• Michael

#0012: Escape To The City

Updated: Jun 2, 2020

Tucked up in the peace and tranquillity of the Secret Coast, it's easy to forget that Glasgow, and all it has to offer, is only an hour or so away.

Home of Rennie Mackintosh. Tennents. Ship building. The art school. The Barras. Traffic cone hats.

Glasgow is busy. It’s a bit dirty. It’s huge. A post industrial playground where the shipyards have moved out, to be replaced with bars, restaurants, music venues and art spaces.

In short, it’s a world away from the lochs, forests and glens of home.

But sometimes, busy, dirty and huge is exactly what you need. Especially when you’re in search of a bit of entertainment.

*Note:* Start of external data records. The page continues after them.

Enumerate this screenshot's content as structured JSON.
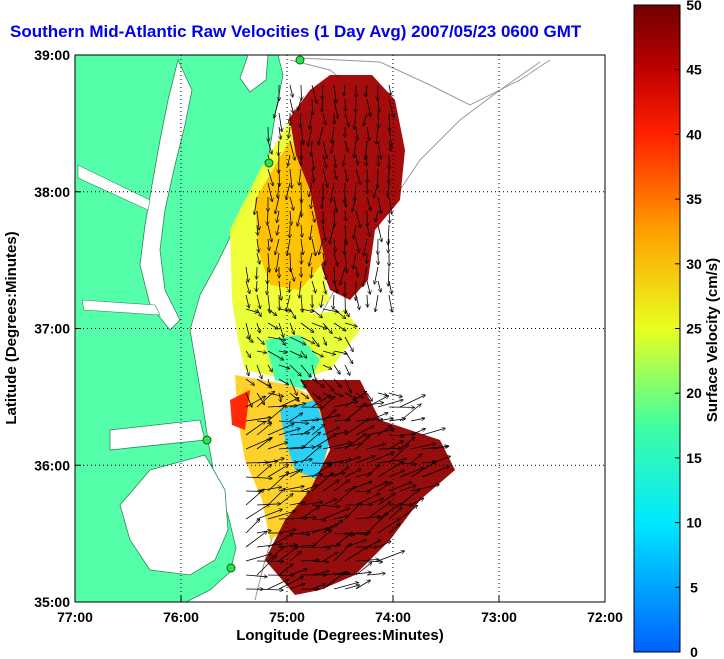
{
  "chart_data": {
    "type": "vector-field-map",
    "title": "Southern Mid-Atlantic Raw Velocities (1 Day Avg) 2007/05/23 0600 GMT",
    "xlabel": "Longitude (Degrees:Minutes)",
    "ylabel": "Latitude (Degrees:Minutes)",
    "xlim": [
      -77,
      -72
    ],
    "ylim": [
      35,
      39
    ],
    "x_ticks": [
      "77:00",
      "76:00",
      "75:00",
      "74:00",
      "73:00",
      "72:00"
    ],
    "y_ticks": [
      "35:00",
      "36:00",
      "37:00",
      "38:00",
      "39:00"
    ],
    "grid": true,
    "colorbar": {
      "label": "Surface Velocity (cm/s)",
      "range": [
        0,
        50
      ],
      "ticks": [
        "0",
        "5",
        "10",
        "15",
        "20",
        "25",
        "30",
        "35",
        "40",
        "45",
        "50"
      ],
      "colors": [
        "#0080ff",
        "#00e0ff",
        "#40ffb0",
        "#e8ff20",
        "#ffb000",
        "#ff2000",
        "#c00000",
        "#800000"
      ]
    },
    "colors": {
      "land": "#55ffaa",
      "axis_frame": "#000000"
    }
  }
}
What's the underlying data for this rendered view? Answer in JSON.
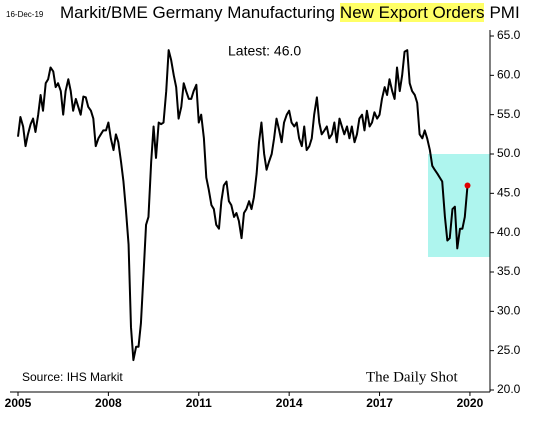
{
  "chart_data": {
    "type": "line",
    "date": "16-Dec-19",
    "title": [
      "Markit/BME Germany Manufacturing",
      "New Export Orders",
      "PMI"
    ],
    "annotation": "Latest:  46.0",
    "source": "Source: IHS Markit",
    "brand": "The Daily Shot",
    "color": "#000000",
    "highlight_color": "#aef5ee",
    "marker_color": "#e00000",
    "xlim": [
      2005,
      2020.5
    ],
    "xticks": [
      2005,
      2008,
      2011,
      2014,
      2017,
      2020
    ],
    "ylim": [
      20,
      65
    ],
    "yticks": [
      {
        "value": 20,
        "label": "20.0"
      },
      {
        "value": 25,
        "label": "25.0"
      },
      {
        "value": 30,
        "label": "30.0"
      },
      {
        "value": 35,
        "label": "35.0"
      },
      {
        "value": 40,
        "label": "40.0"
      },
      {
        "value": 45,
        "label": "45.0"
      },
      {
        "value": 50,
        "label": "50.0"
      },
      {
        "value": 55,
        "label": "55.0"
      },
      {
        "value": 60,
        "label": "60.0"
      },
      {
        "value": 65,
        "label": "65.0"
      }
    ],
    "grid": false,
    "x": [
      2005.0,
      2005.08,
      2005.17,
      2005.25,
      2005.33,
      2005.42,
      2005.5,
      2005.58,
      2005.67,
      2005.75,
      2005.83,
      2005.92,
      2006.0,
      2006.08,
      2006.17,
      2006.25,
      2006.33,
      2006.42,
      2006.5,
      2006.58,
      2006.67,
      2006.75,
      2006.83,
      2006.92,
      2007.0,
      2007.08,
      2007.17,
      2007.25,
      2007.33,
      2007.42,
      2007.5,
      2007.58,
      2007.67,
      2007.75,
      2007.83,
      2007.92,
      2008.0,
      2008.08,
      2008.17,
      2008.25,
      2008.33,
      2008.42,
      2008.5,
      2008.58,
      2008.67,
      2008.75,
      2008.83,
      2008.92,
      2009.0,
      2009.08,
      2009.17,
      2009.25,
      2009.33,
      2009.42,
      2009.5,
      2009.58,
      2009.67,
      2009.75,
      2009.83,
      2009.92,
      2010.0,
      2010.08,
      2010.17,
      2010.25,
      2010.33,
      2010.42,
      2010.5,
      2010.58,
      2010.67,
      2010.75,
      2010.83,
      2010.92,
      2011.0,
      2011.08,
      2011.17,
      2011.25,
      2011.33,
      2011.42,
      2011.5,
      2011.58,
      2011.67,
      2011.75,
      2011.83,
      2011.92,
      2012.0,
      2012.08,
      2012.17,
      2012.25,
      2012.33,
      2012.42,
      2012.5,
      2012.58,
      2012.67,
      2012.75,
      2012.83,
      2012.92,
      2013.0,
      2013.08,
      2013.17,
      2013.25,
      2013.33,
      2013.42,
      2013.5,
      2013.58,
      2013.67,
      2013.75,
      2013.83,
      2013.92,
      2014.0,
      2014.08,
      2014.17,
      2014.25,
      2014.33,
      2014.42,
      2014.5,
      2014.58,
      2014.67,
      2014.75,
      2014.83,
      2014.92,
      2015.0,
      2015.08,
      2015.17,
      2015.25,
      2015.33,
      2015.42,
      2015.5,
      2015.58,
      2015.67,
      2015.75,
      2015.83,
      2015.92,
      2016.0,
      2016.08,
      2016.17,
      2016.25,
      2016.33,
      2016.42,
      2016.5,
      2016.58,
      2016.67,
      2016.75,
      2016.83,
      2016.92,
      2017.0,
      2017.08,
      2017.17,
      2017.25,
      2017.33,
      2017.42,
      2017.5,
      2017.58,
      2017.67,
      2017.75,
      2017.83,
      2017.92,
      2018.0,
      2018.08,
      2018.17,
      2018.25,
      2018.33,
      2018.42,
      2018.5,
      2018.58,
      2018.67,
      2018.75,
      2018.83,
      2018.92,
      2019.0,
      2019.08,
      2019.17,
      2019.25,
      2019.33,
      2019.42,
      2019.5,
      2019.58,
      2019.67,
      2019.75,
      2019.83,
      2019.92
    ],
    "series": [
      {
        "name": "New Export Orders PMI",
        "color": "#000000",
        "values": [
          52.2,
          54.7,
          53.5,
          51.0,
          52.5,
          53.8,
          54.5,
          52.8,
          55.0,
          57.5,
          55.5,
          59.0,
          59.5,
          61.0,
          60.5,
          58.5,
          59.0,
          58.0,
          55.0,
          58.0,
          59.5,
          58.0,
          55.5,
          57.0,
          56.0,
          55.0,
          57.3,
          57.2,
          56.0,
          55.5,
          54.5,
          51.0,
          52.0,
          52.5,
          53.0,
          53.0,
          54.0,
          52.0,
          50.5,
          52.5,
          51.5,
          49.0,
          46.5,
          43.0,
          38.5,
          28.0,
          23.8,
          25.5,
          25.5,
          28.5,
          35.0,
          41.0,
          42.0,
          49.0,
          53.5,
          49.5,
          54.0,
          53.8,
          54.0,
          58.0,
          63.2,
          62.0,
          60.0,
          58.5,
          54.5,
          56.0,
          59.0,
          58.0,
          57.0,
          57.0,
          58.0,
          58.8,
          54.0,
          55.0,
          52.0,
          47.0,
          45.5,
          43.5,
          43.0,
          41.0,
          40.5,
          44.0,
          46.0,
          46.5,
          44.0,
          43.5,
          42.0,
          42.5,
          41.5,
          39.3,
          42.5,
          43.0,
          44.0,
          43.0,
          44.5,
          47.5,
          51.5,
          54.0,
          50.0,
          48.0,
          49.0,
          50.0,
          52.0,
          54.5,
          53.0,
          51.5,
          54.0,
          55.0,
          55.5,
          54.0,
          53.5,
          54.0,
          52.0,
          51.0,
          53.5,
          50.5,
          51.0,
          52.0,
          55.0,
          57.2,
          54.0,
          52.5,
          53.0,
          53.5,
          52.0,
          52.5,
          54.0,
          51.5,
          54.5,
          53.5,
          52.5,
          53.5,
          52.0,
          53.5,
          51.5,
          52.5,
          54.5,
          55.0,
          53.0,
          55.5,
          53.5,
          54.0,
          55.3,
          54.5,
          55.0,
          57.0,
          58.5,
          57.5,
          59.5,
          58.0,
          57.0,
          61.0,
          58.0,
          60.0,
          63.0,
          63.2,
          59.0,
          58.0,
          57.5,
          56.5,
          52.5,
          52.0,
          53.0,
          52.0,
          50.5,
          48.5,
          48.0,
          47.5,
          47.0,
          46.5,
          42.0,
          39.0,
          39.3,
          43.0,
          43.3,
          38.0,
          40.5,
          40.5,
          42.0,
          46.0
        ]
      }
    ]
  }
}
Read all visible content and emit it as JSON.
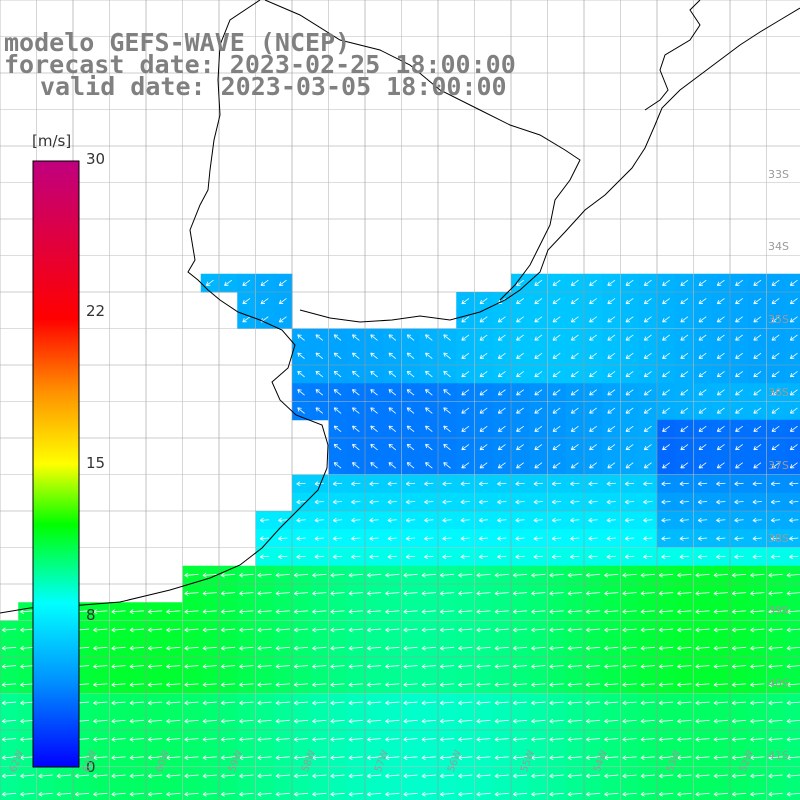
{
  "title": {
    "line1": "modelo GEFS-WAVE (NCEP)",
    "line2": "forecast date: 2023-02-25 18:00:00",
    "line3": "valid date: 2023-03-05 18:00:00"
  },
  "colorbar": {
    "unit": "[m/s]",
    "ticks": [
      "30",
      "22",
      "15",
      "8",
      "0"
    ],
    "min": 0,
    "max": 30,
    "stops": [
      "#0000ff",
      "#00a0ff",
      "#00ffff",
      "#00ff00",
      "#ffff00",
      "#ff8000",
      "#ff0000",
      "#c00080"
    ]
  },
  "lat_labels": [
    "33S",
    "34S",
    "35S",
    "36S",
    "37S",
    "38S",
    "39S",
    "40S",
    "41S"
  ],
  "lon_labels": [
    "62W",
    "61W",
    "60W",
    "59W",
    "58W",
    "57W",
    "56W",
    "55W",
    "54W",
    "53W",
    "52W",
    "51W"
  ],
  "colors": {
    "land": "#ffffff",
    "grid": "#999999",
    "coast": "#000000",
    "arrow": "#ffffff"
  }
}
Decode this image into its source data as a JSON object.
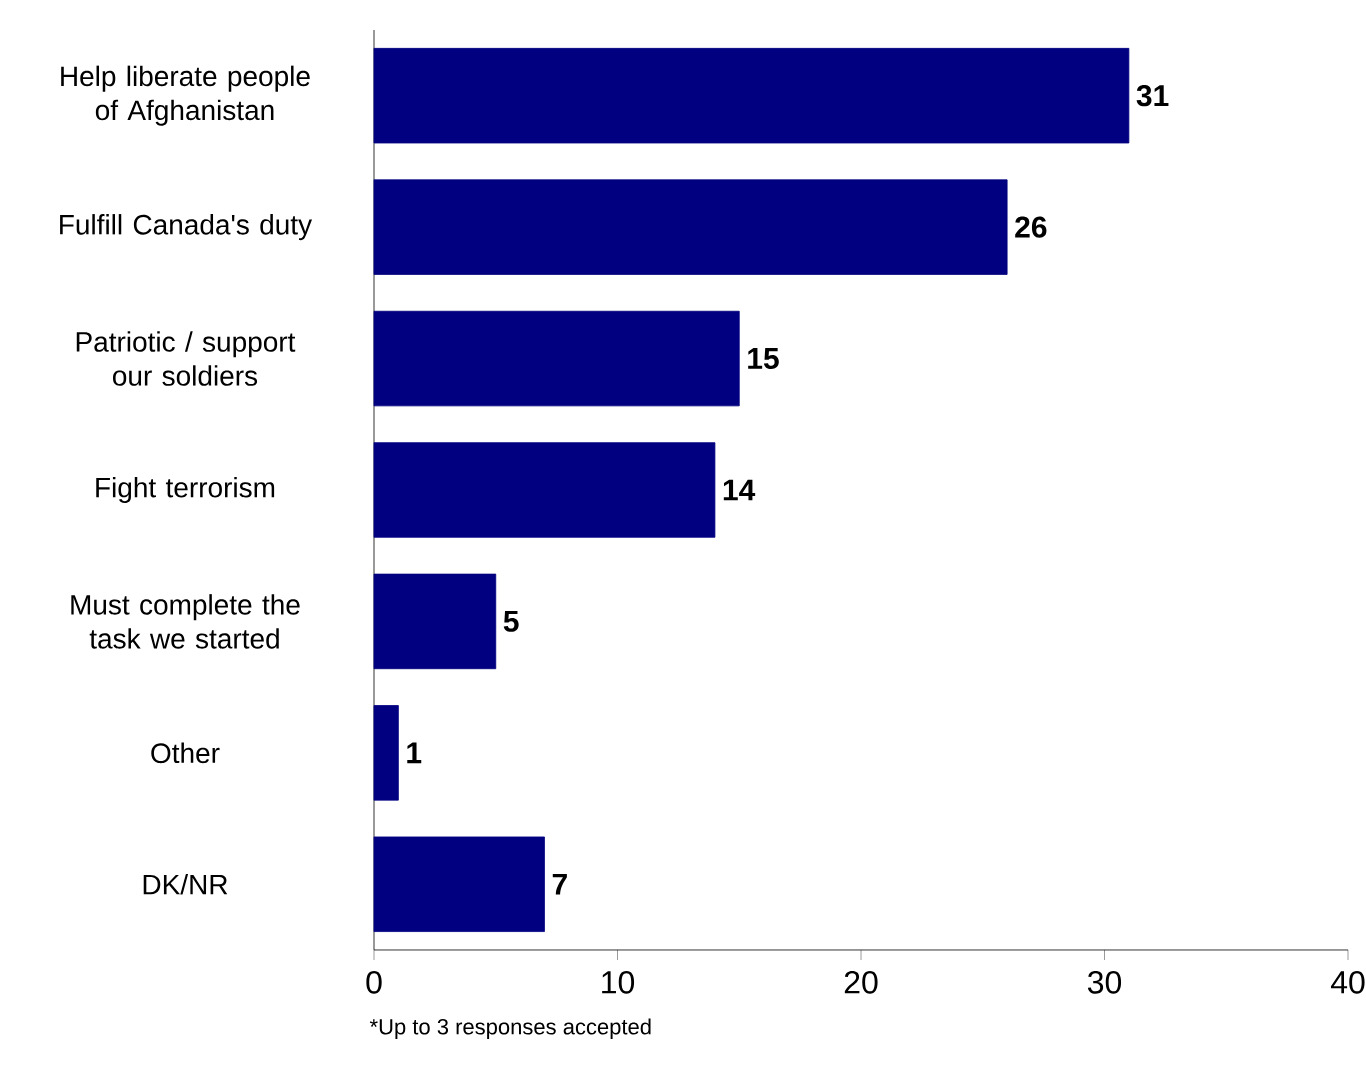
{
  "chart_data": {
    "type": "bar",
    "orientation": "horizontal",
    "categories": [
      "Help liberate people of Afghanistan",
      "Fulfill Canada's duty",
      "Patriotic / support our soldiers",
      "Fight terrorism",
      "Must complete the task we started",
      "Other",
      "DK/NR"
    ],
    "values": [
      31,
      26,
      15,
      14,
      5,
      1,
      7
    ],
    "color": "#000080",
    "xlim": [
      0,
      40
    ],
    "xticks": [
      0,
      10,
      20,
      30,
      40
    ],
    "data_labels": true,
    "grid": false,
    "annotations": [
      "*Up to 3 responses accepted"
    ]
  }
}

And so it was that I found myself at a gig, last week, at SWG3, a disused Customs & Excise warehouse nestled up against the railway arches on a nondescript dead-end street. Once a forgotten corner of town, SWG3 has become Glasgow's foremost arts and culture venue, hosting workshops, events, club nights and a dizzying line up of live music in a sensational industrial space. A little piece of New York's Meatpacking in Glasgow's Anderston.

There's something about music that can take you out of the moment and transport you to a different time and place entirely, bringing to life vivid memories of past events or scenarios which have only ever played out in your head. To me the music of LANY is absolutely intertwined with my life on the Cowal Peninsula. It has soundtracked the long hours I spent renovating the cottage, evenings eating and drinking with friends, and sun kissed days driving along the Secret Coast with the roof down.

This is emotionally impactful, Eighties inflected, synth pop, driven along by beats and melodies that evoke days on the beach dripping in golden light. Warm summer evenings under pink skies. Cloudless, woodsmoke scented nights gazing up at the stars. It's music of love, loss, friendship and optimism.

Five weeks into a global, seventy-five date tour, you'd forgive the band for dialling it in at this smaller gig. But they didn't. Every note was on point. Every visual was mesmerising. The entire performance crackled with energy.

And it wasn't just the band that killed it.

The crowd was on fire.

It's often said that the people make Glasgow. It couldn't have been truer. Every word of every song, the crowd was there, carrying the band along. A few hundred strangers standing shoulder to shoulder and singing into the night.

Both LANY and Glasgow did themselves proud that night, and it was joyous.